The mutation of one gene called C7orf26 in particular stood out. Researchers noticed that genes whose removal led to a similar phenotype were part of a protein complex called Integrator that played a role in creating small nuclear RNAs. The Integrator complex is made up of many smaller subunits — previous studies had suggested 14 individual proteins — and the researchers were able to confirm that C7orf26 made up a 15th component of the complex.

They also discovered that the 15 subunits worked together in smaller modules to perform specific functions within the Integrator complex. “Absent this thousand-foot-high view of the situation, it was not so clear that these different modules were so functionally distinct,” says Saunders.

Another perk of Perturb-seq is that because the assay focuses on single cells, the researchers could use the data to look at more complex phenotypes that become muddied when they are studied together with data from other cells. “We often take all the cells where ‘gene X’ is knocked down and average them together to look at how they changed,” Weissman says. “But sometimes when you knock down a gene, different cells that are losing that same gene behave differently, and that behavior may be missed by the average.”

The researchers found that a subset of genes whose removal led to different outcomes from cell to cell were responsible for chromosome segregation.

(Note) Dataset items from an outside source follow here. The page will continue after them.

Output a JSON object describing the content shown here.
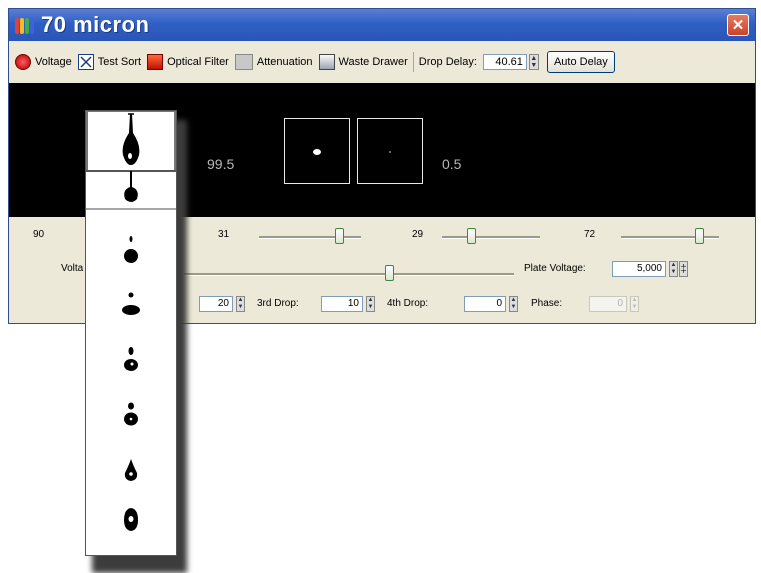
{
  "window": {
    "title": "70 micron",
    "close_glyph": "✕",
    "icon": "multicolor-bars-icon",
    "accent_color": "#2f5fc4"
  },
  "toolbar": {
    "voltage_label": "Voltage",
    "test_sort_label": "Test Sort",
    "optical_filter_label": "Optical Filter",
    "attenuation_label": "Attenuation",
    "waste_drawer_label": "Waste Drawer",
    "drop_delay_label": "Drop Delay:",
    "drop_delay_value": "40.61",
    "auto_delay_label": "Auto Delay"
  },
  "display": {
    "left_percent": "99.5",
    "right_percent": "0.5"
  },
  "sliders": {
    "s1_value": "90",
    "s2_value": "31",
    "s3_value": "29",
    "s4_value": "72",
    "s2_level": 0.78,
    "s3_level": 0.3,
    "s4_level": 0.8,
    "voltage_level": 0.62
  },
  "settings": {
    "voltage_label": "Volta",
    "plate_voltage_label": "Plate Voltage:",
    "plate_voltage_value": "5,000",
    "second_drop_value": "20",
    "third_drop_label": "3rd Drop:",
    "third_drop_value": "10",
    "fourth_drop_label": "4th Drop:",
    "fourth_drop_value": "0",
    "phase_label": "Phase:",
    "phase_value": "0"
  }
}
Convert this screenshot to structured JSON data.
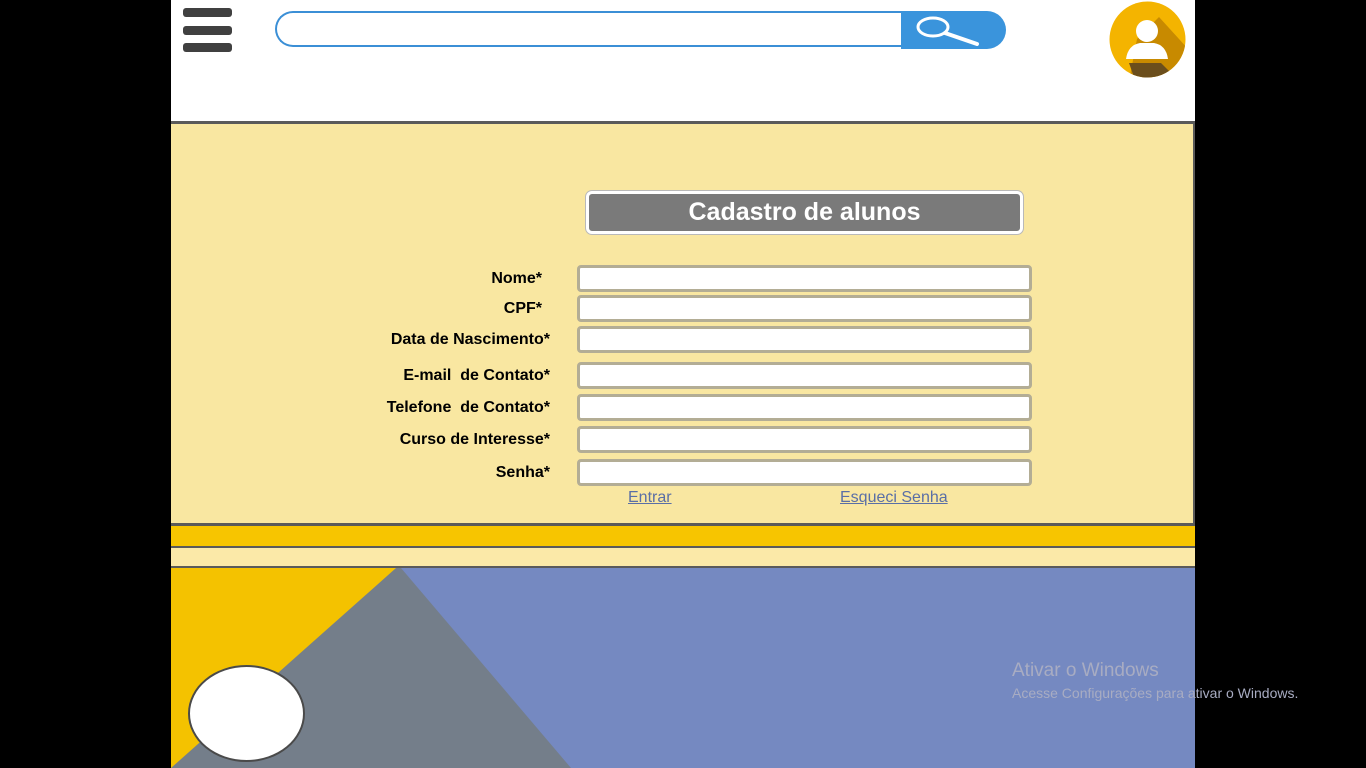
{
  "header": {
    "search": {
      "value": "",
      "placeholder": ""
    }
  },
  "form": {
    "title": "Cadastro de alunos",
    "fields": [
      {
        "label": "Nome*",
        "value": ""
      },
      {
        "label": "CPF*",
        "value": ""
      },
      {
        "label": "Data de Nascimento*",
        "value": ""
      },
      {
        "label": "E-mail  de Contato*",
        "value": ""
      },
      {
        "label": "Telefone  de Contato*",
        "value": ""
      },
      {
        "label": "Curso de Interesse*",
        "value": ""
      },
      {
        "label": "Senha*",
        "value": ""
      }
    ],
    "links": {
      "enter": "Entrar",
      "forgot": "Esqueci Senha"
    }
  },
  "watermark": {
    "title": "Ativar o Windows",
    "subtitle": "Acesse Configurações para ativar o Windows."
  },
  "icons": {
    "menu": "hamburger-menu-icon",
    "search": "magnifier-icon",
    "avatar": "user-profile-icon"
  },
  "colors": {
    "panel": "#f9e7a1",
    "accent_yellow": "#f7c500",
    "search_blue": "#3a94dc",
    "title_gray": "#7a7a7a",
    "footer_blue": "#7589c1",
    "footer_gray": "#747e8a",
    "avatar_orange": "#f4b400"
  }
}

Their removal was causing cells to lose a chromosome or pick up an extra one, a condition known as aneuploidy. “You couldn’t predict what the transcriptional response to losing this gene was because it depended on the secondary effect of what chromosome you gained or lost,” Weissman says. “We realized we could then turn this around and create this composite phenotype looking for signatures of chromosomes being gained and lost. In this way, we’ve done the first genome-wide screen for factors that are required for the correct segregation of DNA.”

“I think the aneuploidy study is the most interesting application of this data so far,” Norman says. “It captures a phenotype that you can only get using a single-cell readout. You can’t go after it any other way.”

The researchers also used their dataset to study how mitochondria responded to stress. Mitochondria, which evolved from free-living bacteria, carry 13 genes in their genomes. Within the nuclear DNA, around 1,000 genes are somehow related to mitochondrial function. “People have been interested for a long time in how nuclear and mitochondrial DNA are coordinated and regulated in different cellular conditions, especially when a cell is stressed,” Replogle says.

The researchers found that when they perturbed different mitochondria-related genes, the nuclear genome responded similarly to many different genetic changes. However, the mitochondrial genome responses were much more variable.

“There’s still an open question of why mitochondria still have their own DNA,” said Replogle. “A big-picture takeaway from our work is that one benefit of having a separate mitochondrial genome might be having localized or very specific genetic regulation in response to different stressors.”

“If you have one mitochondria that’s broken, and another one that is broken in a different way, those mitochondria could be responding differentially,” Weissman says.

In the future, the researchers hope to use Perturb-seq on different types of cells besides the cancer cell line they started in. They also hope to continue to explore their map of gene functions, and hope others will do the same. “This really is the culmination of many years of work by the authors and other collaborators, and I’m really pleased to see it continue to succeed and expand,” says Norman.